Monitoring tools have adapted to the expansion of networks to cloud and SaaS. Network equipment vendors are frequently implementing controller-based architectures that incorporate many of the required monitoring and control functions. These controllers typically include APIs for integration with automation systems and other network monitoring and management tools.
Finding a single pane of glass manager is difficult. The variety of functionality that is needed for network management makes it challenging for a single product to do everything. The most successful approach matches a network monitoring tool with its corresponding functional category. For example, an event processing system has different requirements than a network performance monitoring system. Collecting useful summaries, like the top N reports, into a single dashboard often has the best results.

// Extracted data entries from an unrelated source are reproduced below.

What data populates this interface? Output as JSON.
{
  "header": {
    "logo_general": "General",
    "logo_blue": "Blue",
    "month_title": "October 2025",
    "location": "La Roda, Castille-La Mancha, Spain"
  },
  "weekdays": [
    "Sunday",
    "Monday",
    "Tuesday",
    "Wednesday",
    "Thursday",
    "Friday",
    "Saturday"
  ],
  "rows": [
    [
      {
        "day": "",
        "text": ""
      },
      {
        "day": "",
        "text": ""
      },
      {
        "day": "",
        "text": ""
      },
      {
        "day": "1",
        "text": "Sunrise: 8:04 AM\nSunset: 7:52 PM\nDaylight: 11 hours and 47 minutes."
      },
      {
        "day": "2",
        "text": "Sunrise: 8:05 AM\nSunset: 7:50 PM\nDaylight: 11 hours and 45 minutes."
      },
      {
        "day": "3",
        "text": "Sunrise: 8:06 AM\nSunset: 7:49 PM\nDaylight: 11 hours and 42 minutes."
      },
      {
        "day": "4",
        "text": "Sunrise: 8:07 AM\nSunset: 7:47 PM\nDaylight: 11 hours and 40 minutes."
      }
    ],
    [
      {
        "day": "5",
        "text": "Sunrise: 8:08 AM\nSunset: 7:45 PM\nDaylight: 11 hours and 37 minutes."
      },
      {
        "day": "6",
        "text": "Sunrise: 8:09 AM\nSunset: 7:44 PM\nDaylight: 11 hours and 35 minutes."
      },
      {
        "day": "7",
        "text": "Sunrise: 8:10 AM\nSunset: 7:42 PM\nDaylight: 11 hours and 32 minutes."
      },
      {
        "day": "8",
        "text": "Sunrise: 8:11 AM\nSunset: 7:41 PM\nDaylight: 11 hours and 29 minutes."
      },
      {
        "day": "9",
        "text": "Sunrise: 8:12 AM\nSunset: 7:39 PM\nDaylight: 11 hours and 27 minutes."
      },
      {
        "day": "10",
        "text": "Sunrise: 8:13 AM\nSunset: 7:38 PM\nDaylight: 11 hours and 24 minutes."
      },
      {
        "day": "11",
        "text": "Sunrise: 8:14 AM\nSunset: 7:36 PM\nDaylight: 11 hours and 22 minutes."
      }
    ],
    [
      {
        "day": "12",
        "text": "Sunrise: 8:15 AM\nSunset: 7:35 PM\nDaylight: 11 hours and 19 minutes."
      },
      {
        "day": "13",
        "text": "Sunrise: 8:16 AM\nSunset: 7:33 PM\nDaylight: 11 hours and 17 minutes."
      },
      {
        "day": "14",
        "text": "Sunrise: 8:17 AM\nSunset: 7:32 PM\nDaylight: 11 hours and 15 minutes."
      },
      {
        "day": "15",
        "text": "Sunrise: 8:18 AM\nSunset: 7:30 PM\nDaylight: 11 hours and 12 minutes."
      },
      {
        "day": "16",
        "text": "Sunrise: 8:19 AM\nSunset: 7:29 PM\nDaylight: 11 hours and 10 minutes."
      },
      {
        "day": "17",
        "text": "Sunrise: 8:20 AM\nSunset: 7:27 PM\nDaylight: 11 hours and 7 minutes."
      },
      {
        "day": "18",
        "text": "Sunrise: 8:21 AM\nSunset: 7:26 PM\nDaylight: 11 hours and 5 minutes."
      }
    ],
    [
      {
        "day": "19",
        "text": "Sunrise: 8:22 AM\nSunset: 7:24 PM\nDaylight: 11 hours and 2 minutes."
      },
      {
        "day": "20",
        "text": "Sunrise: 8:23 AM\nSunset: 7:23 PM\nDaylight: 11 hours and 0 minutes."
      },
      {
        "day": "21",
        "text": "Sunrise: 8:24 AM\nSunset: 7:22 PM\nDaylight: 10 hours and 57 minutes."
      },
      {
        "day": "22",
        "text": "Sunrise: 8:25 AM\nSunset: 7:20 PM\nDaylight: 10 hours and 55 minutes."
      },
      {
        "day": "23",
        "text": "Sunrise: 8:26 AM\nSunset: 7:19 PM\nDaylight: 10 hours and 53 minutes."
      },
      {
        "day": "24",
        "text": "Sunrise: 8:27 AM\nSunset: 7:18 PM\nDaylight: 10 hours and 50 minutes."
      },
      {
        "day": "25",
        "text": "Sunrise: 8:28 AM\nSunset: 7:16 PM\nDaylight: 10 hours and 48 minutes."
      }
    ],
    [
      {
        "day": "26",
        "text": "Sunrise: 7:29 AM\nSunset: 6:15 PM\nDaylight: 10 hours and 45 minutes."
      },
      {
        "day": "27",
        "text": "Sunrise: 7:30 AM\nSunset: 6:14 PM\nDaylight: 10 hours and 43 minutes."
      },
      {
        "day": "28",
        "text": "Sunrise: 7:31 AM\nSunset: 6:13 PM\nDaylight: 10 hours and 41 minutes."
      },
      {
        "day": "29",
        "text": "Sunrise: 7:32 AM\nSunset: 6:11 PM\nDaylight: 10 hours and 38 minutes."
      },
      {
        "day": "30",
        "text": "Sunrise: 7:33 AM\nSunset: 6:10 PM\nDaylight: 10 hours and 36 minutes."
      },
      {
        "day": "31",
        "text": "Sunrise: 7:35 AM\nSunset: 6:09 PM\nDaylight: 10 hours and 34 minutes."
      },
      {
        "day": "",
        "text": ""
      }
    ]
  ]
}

Organizations should also remember to include staffing requirements. Monitoring tools should be supported by at least two staff members who can keep it updated and be the experts on its operation.
When it comes to network monitoring and management costs, one rule of thumb is to keep it at 10% of the annual amortized cost of the network. These software packages require a lot of development effort, and organizations typically purchase one copy. Organizations shouldn't expect to monitor and manage a $1 million network using a $20,000 system. Alternatively, network administrators can calculate the cost of network downtime and factor that into the cost of the network monitoring systems.
Network monitoring examples
A good example system depends on the requirements, such as the event volume and the number of device interfaces to be monitored. Large networks have different requirements than a small organization's needs. Complex multi-cloud, SaaS, colocated data centers and on-premises data centers require more complex monitoring systems.
A network is a large, complex system in which many things need to work correctly for optimum network health and application performance. It should be monitored as an entire system, not a collection of devices. A word of caution: Organizations shouldn't skimp on thorough coverage. Monitoring a subset of active data center interfaces and key interfaces is a recipe for an undetected failure.